In the past, when I worked for startups, I sometimes felt that the pressures of running a startup came at the expense of employees - the company often had to come first. For example, if anyone had issues at home, or encountered health problems it could really put their career in jeopardy.
James: The “ups” are mutual and it feels great to be able to share successes. We can work on our own terms, so it gives huge flexibility in being able to focus on what we find a priority. For example, work-life balance is very important for both of us, so we’re able to make sure it’s reflected in our company’s cultures “from the top”, starting with our own lifestyles.
I also think there’s less risk than with starting a business with someone you don’t know as well. We already know how each other acts under different circumstances, so there’s less room for surprise. Launching a business with someone is a huge commitment, and co-founder fallouts are pretty common, so I think it makes sense to mitigate that risk by launching a business with someone you know extremely well.
Another benefit is the cost. You can start off working together straight from home, saving all the effort and costs associated with commuting and office space. We turned our spare bedroom into a home office, which provided a nice separation between our “work” and “living” spaces.

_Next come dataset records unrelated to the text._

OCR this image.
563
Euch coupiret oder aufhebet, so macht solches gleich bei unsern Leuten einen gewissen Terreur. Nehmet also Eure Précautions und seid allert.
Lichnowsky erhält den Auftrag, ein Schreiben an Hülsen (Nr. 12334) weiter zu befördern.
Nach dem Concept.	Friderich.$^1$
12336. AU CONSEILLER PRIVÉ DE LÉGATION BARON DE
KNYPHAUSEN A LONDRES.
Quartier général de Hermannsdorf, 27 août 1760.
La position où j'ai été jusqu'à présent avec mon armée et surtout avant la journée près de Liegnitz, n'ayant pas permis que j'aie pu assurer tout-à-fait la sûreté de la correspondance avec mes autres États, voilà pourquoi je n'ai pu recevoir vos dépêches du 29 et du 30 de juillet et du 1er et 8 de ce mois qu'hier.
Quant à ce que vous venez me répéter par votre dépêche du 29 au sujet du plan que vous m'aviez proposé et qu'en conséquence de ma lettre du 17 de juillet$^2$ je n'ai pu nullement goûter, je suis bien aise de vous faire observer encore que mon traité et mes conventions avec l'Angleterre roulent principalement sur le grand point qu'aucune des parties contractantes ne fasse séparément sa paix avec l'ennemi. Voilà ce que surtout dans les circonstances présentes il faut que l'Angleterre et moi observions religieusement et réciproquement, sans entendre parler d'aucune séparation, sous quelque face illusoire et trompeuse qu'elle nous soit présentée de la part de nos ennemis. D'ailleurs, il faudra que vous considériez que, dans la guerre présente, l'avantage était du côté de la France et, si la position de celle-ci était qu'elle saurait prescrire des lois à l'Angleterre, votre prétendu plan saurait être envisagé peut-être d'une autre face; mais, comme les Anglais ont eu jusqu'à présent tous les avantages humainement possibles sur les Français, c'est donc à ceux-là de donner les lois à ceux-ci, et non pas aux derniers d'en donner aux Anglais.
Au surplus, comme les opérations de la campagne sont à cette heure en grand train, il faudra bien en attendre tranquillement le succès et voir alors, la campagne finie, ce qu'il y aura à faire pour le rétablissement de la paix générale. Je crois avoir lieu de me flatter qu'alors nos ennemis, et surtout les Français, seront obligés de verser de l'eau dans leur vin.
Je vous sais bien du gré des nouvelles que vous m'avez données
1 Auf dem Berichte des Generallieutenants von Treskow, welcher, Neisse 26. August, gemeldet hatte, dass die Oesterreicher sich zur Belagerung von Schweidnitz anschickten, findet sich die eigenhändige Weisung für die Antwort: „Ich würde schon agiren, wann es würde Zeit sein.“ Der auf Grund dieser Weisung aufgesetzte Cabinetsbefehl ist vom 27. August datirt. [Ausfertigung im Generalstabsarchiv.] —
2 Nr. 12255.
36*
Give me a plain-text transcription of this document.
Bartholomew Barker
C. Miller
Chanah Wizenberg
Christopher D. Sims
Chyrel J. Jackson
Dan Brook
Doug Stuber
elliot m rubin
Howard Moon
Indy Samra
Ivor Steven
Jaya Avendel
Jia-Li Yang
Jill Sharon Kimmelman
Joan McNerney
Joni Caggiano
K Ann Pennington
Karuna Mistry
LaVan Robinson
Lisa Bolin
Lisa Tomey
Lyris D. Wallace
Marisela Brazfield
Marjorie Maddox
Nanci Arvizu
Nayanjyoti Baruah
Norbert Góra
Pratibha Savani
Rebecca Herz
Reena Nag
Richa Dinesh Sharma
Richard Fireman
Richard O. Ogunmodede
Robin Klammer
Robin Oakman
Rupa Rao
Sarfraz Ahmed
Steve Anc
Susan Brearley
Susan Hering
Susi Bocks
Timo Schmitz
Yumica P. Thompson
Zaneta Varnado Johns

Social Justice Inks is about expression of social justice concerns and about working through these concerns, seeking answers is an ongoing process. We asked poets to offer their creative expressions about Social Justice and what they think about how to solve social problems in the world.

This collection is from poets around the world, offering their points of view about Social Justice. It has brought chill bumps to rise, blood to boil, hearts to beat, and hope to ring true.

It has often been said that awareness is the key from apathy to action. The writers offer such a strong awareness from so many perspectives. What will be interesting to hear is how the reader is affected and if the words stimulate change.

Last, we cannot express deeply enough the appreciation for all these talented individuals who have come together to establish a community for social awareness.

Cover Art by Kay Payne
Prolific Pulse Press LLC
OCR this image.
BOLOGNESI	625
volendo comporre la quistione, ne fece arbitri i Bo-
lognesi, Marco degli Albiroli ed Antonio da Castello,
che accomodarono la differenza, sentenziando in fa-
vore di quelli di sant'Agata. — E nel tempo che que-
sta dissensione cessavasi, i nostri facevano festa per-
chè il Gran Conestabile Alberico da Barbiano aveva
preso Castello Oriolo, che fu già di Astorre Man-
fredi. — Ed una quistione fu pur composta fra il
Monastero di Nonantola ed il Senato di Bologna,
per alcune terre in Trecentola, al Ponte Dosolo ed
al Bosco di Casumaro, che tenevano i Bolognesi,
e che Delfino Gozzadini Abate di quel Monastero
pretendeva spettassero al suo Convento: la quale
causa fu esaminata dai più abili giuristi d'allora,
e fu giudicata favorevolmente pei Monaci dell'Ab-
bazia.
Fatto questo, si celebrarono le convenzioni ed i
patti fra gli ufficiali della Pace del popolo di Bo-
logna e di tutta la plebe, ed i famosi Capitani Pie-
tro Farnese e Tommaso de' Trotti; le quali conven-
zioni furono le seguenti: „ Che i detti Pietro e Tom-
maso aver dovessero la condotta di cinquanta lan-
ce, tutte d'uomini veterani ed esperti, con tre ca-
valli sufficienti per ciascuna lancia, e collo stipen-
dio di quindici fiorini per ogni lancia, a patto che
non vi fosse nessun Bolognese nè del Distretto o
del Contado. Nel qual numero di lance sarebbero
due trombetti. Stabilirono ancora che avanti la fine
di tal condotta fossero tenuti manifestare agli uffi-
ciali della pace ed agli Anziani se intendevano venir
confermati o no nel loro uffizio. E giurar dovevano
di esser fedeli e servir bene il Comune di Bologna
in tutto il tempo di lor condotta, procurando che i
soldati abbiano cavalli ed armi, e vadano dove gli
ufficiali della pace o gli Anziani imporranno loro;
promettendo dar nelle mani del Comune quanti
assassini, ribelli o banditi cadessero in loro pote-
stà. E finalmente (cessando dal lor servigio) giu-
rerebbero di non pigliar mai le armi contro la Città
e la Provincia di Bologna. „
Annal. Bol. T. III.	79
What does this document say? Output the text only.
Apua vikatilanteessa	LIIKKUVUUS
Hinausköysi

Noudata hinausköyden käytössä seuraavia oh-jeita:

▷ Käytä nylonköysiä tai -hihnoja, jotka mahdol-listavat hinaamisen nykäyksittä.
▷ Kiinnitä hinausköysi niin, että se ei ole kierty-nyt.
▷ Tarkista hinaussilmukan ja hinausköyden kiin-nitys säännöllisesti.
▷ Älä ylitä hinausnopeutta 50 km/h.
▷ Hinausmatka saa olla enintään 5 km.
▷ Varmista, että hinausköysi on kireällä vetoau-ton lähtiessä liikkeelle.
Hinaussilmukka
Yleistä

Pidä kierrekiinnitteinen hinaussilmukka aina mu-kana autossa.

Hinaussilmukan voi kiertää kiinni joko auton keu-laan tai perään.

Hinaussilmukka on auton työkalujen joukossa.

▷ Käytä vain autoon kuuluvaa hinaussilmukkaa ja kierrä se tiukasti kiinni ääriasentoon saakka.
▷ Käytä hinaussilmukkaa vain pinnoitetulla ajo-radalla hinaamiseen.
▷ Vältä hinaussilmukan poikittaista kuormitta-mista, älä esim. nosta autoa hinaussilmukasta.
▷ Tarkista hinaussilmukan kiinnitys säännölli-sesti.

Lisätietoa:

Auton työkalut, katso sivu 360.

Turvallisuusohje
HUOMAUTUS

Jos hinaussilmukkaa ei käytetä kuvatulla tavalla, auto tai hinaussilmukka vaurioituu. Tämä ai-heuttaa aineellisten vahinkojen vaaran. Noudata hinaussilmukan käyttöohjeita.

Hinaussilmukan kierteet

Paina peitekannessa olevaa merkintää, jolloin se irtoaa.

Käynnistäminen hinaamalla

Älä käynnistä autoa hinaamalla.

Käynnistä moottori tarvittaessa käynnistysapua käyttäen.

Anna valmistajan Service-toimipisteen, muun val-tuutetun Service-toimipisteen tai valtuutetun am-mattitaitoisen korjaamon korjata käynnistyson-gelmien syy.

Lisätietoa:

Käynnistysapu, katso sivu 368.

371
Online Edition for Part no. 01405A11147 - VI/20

And finally, a piece of advice that you’d give to any couple starting a business together.
Viktorija: Take it easy and be patient. It can be quite challenging in the beginning, psychologically, but you will learn to accept, trust and work together better. These lessons will help with your long term goals, whether those are related to your business or family life.
James: Make sure your eggs aren’t all in one basket. You don’t want to have too much hinging on the success of your business, otherwise it will create huge stress and put pressure on your relationship if things don’t go as well as you were hoping. I’d definitely recommend having realistic plans to fall back on, so you can be prepared for any outcome.
For example, we have a plan for what we’d work on if we had a period of up to a few months with no new clients. So far, this has never happened, and we’ve always been busy with new work coming in, but the fact we’re prepared for that eventuality removes any potential anxiety around it.